As a matter of truth, this perception has no place in any modern country or state. The art of governance has been designed such that each branch of a government has a well-defined function. For example, members of a parliament represent constituencies as mandated by the constitution. These are the representatives of their constituencies in terms of local needs.
But those in the executive are not community delegates. They are the country’s most trusted minds. They are made up of disciplined political cadres who have proven loyalty to the vision and technocrats with a special ability to understand the architecture of governance, policy, and national development.
By the understanding of South Sudanese, evidenced by the perception so described, this sacred responsibility has been reduced into a communal lottery. Many would ask, why was our son not appointed? Why did their daughter get a ministry? Nobody has ever asked: does she have the competency? Is he endowed with hard work and discipline? Do they have the ethical stamina to handle resources and power responsibly? These are vital questions. Aren’t they?
From this understanding, I can deduce that our problem is not only political structure; it is rooted in our culture. Over the years, many of us have been seeing government as a place to eat and not a place to serve. Families and clans gather to celebrate while expecting dividends. Communities are waiting for harvests from one officeholder to another, and they are not demanding national progress from institutions. Such an attitude has resulted in the replacement of services with entitlement.

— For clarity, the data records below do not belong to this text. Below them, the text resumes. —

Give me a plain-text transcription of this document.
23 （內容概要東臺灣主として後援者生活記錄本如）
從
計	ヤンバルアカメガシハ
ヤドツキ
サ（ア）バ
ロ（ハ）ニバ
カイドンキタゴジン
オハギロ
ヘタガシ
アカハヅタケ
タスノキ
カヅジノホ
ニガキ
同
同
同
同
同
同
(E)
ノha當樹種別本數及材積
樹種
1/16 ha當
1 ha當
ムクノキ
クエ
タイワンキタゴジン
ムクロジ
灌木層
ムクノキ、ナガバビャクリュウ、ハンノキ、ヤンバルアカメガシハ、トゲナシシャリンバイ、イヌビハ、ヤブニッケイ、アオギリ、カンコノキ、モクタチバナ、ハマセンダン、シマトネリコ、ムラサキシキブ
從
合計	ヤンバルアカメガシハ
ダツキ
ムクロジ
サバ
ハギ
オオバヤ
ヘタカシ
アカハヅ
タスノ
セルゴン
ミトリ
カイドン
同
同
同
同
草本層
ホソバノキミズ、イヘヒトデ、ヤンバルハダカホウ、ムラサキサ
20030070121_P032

Another compounding matter is this: the “revolving door of appointments.” I know of many wonderful South Sudanese; some were appointed into the government. However, a good man of this kind enters the office with a vision in his mind, but before he could even breathe or start his job, he could hear footsteps of gossipers behind him. Rumors begin to circulate. The whisperers multiply. The rivals get emboldened while sharpening their tongues.
A minister, undersecretary, or director under such intense pressure will not manage to design policy; instead, he would choose to design survival. He no longer thinks in terms of years; he thinks of weeks, and he does not protect the country; he protects himself.
This kind of insecurity brought about by an insecure job becomes the root of corruption. The man who fears the eventualities of tomorrow will steal today.
Having made this account of events that are contributing to our country’s regress, I would like to ask those who sit near the president to tell him this straight truth: job security is not a luxury. It is an anti-corruption strategy. A functional strategy that eases his work on matters of corruption. The stable government official can dream big. The fearful one can steal and hide.
If our president wants a nation that serves its people, he must free the appointed leaders from the terror of constant dismissal, and he must also free our communities from the illusion that their destinies are tied to specific appointments. If he takes these steps, the fearful executive will emerge from survival mode and provide services to our country.
Till then, yours truly, Mr. Teetotaler!